The other is applying the platform to develop its own drug, which would treat a cause of hereditary autism known as Fragile-X syndrome. While admittedly not a large market, Bentwich describes it as an “archetypal example” of the type of conditions Quris hopes to address, as there’s no equivalent model in mice. The company hopes to begin clinical trials for the drug in 2022. “We see it as a proof of concept, as a validation of our engine.”
Standing out among phrama companies using AI
There is no shortage of companies both large and small applying AI to pharma R&D. Biopharma Dealmakers, a Nature Research publication, points to more than a dozen that have received funding or completed an IPO since the start of 2020, along with a similar number of partnerships inked since the spring of 2019.
This pace doesn’t surprise Natalie Schibell, a senior healthcare analyst at Forrester. She notes that pharma is leaning on AI tech for a host of tasks, including recruiting patients, cleansing real-world data, monitoring biomarkers, and automating administrative tasks.
“Historically, it takes an average of ten to 12 years to bring a new drug to market, including five to seven years for clinical trials. The benefits of AI can reduce risk and save an abundance of effort, cost, and overall time to market,” she says. “The capacity for AI to automate data capture, digitize clinical assessment, and share data across multiple systems far outweighs the speed and volume that can be performed manually.”

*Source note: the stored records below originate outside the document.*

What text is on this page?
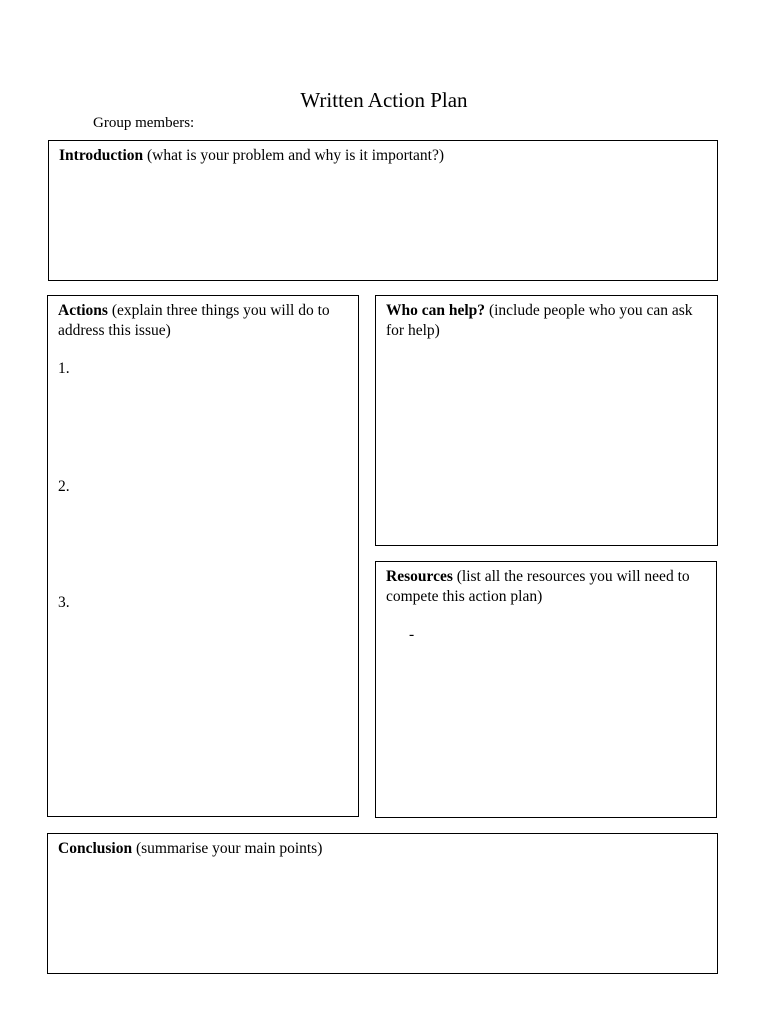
Written Action Plan
Group members:
Introduction (what is your problem and why is it important?)
Actions (explain three things you will do to address this issue)
1.
2.
3.
Who can help? (include people who you can ask for help)
Resources (list all the resources you will need to compete this action plan)
-
Conclusion (summarise your main points)
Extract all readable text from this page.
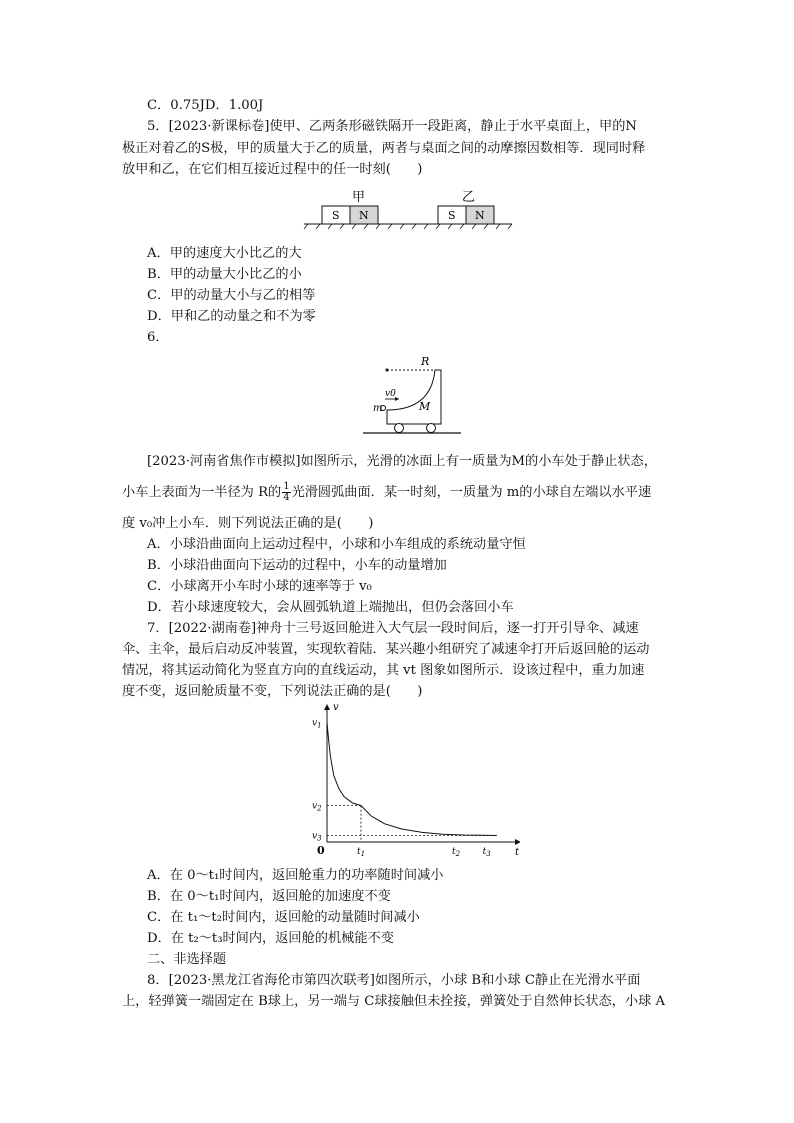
C．0.75JD．1.00J
5．[2023·新课标卷]使甲、乙两条形磁铁隔开一段距离，静止于水平桌面上，甲的N
极正对着乙的S极，甲的质量大于乙的质量，两者与桌面之间的动摩擦因数相等．现同时释
放甲和乙，在它们相互接近过程中的任一时刻(　　)
甲	乙
S N	S N
A．甲的速度大小比乙的大
B．甲的动量大小比乙的小
C．甲的动量大小与乙的相等
D．甲和乙的动量之和不为零
6．
R
M
m
v0
[2023·河南省焦作市模拟]如图所示，光滑的冰面上有一质量为M的小车处于静止状态，
小车上表面为一半径为 R的 $\frac{1}{4}$ 光滑圆弧曲面．某一时刻，一质量为 m的小球自左端以水平速
度 v₀冲上小车．则下列说法正确的是(　　)
A．小球沿曲面向上运动过程中，小球和小车组成的系统动量守恒
B．小球沿曲面向下运动的过程中，小车的动量增加
C．小球离开小车时小球的速率等于 v₀
D．若小球速度较大，会从圆弧轨道上端抛出，但仍会落回小车
7．[2022·湖南卷]神舟十三号返回舱进入大气层一段时间后，逐一打开引导伞、减速
伞、主伞，最后启动反冲装置，实现软着陆．某兴趣小组研究了减速伞打开后返回舱的运动
情况，将其运动简化为竖直方向的直线运动，其 vt 图象如图所示．设该过程中，重力加速
度不变，返回舱质量不变，下列说法正确的是(　　)
t
v
0	$t_1$	$t_2$ $t_3$
$v_1$
$v_2$
$v_3$
A．在 0～t₁时间内，返回舱重力的功率随时间减小
B．在 0～t₁时间内，返回舱的加速度不变
C．在 t₁～t₂时间内，返回舱的动量随时间减小
D．在 t₂～t₃时间内，返回舱的机械能不变
二、非选择题
8．[2023·黑龙江省海伦市第四次联考]如图所示，小球 B和小球 C静止在光滑水平面
上，轻弹簧一端固定在 B球上，另一端与 C球接触但未拴接，弹簧处于自然伸长状态，小球 A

What differentiates Quris from other AI companies targeting pharma, Bentwich says, is taking the step beyond analytics and working to bring an AI-developed drug into the clinic. With the work on the Fragile-X syndrome treatment, “the Quris engine has yielded a drug that allows us to validate our approach.”
A ‘Mini-Me’ for personal testing
The current cost of generating a set of miniature organs on a chip is roughly $15,000, Bentwich says. It’s expensive, sure, but a far cry from $2 million about a decade ago. And it’s poised to drop to $100 within the next decade – following a trajectory similar to the cost of sequencing the human genome.
At that price point, consumers could acquire a “Mini-Me” that lets them personally test not just pharmaceutical therapies, but over-the-counter medications like vitamins and antibiotics.
“If you can identify the genomic markers that make the differences between us, think of the power that can have,” Bentwich says. “Predicting which drugs will work best in humans is a trillion-dollar problem. It’s the most lucrative AI challenge of our time.”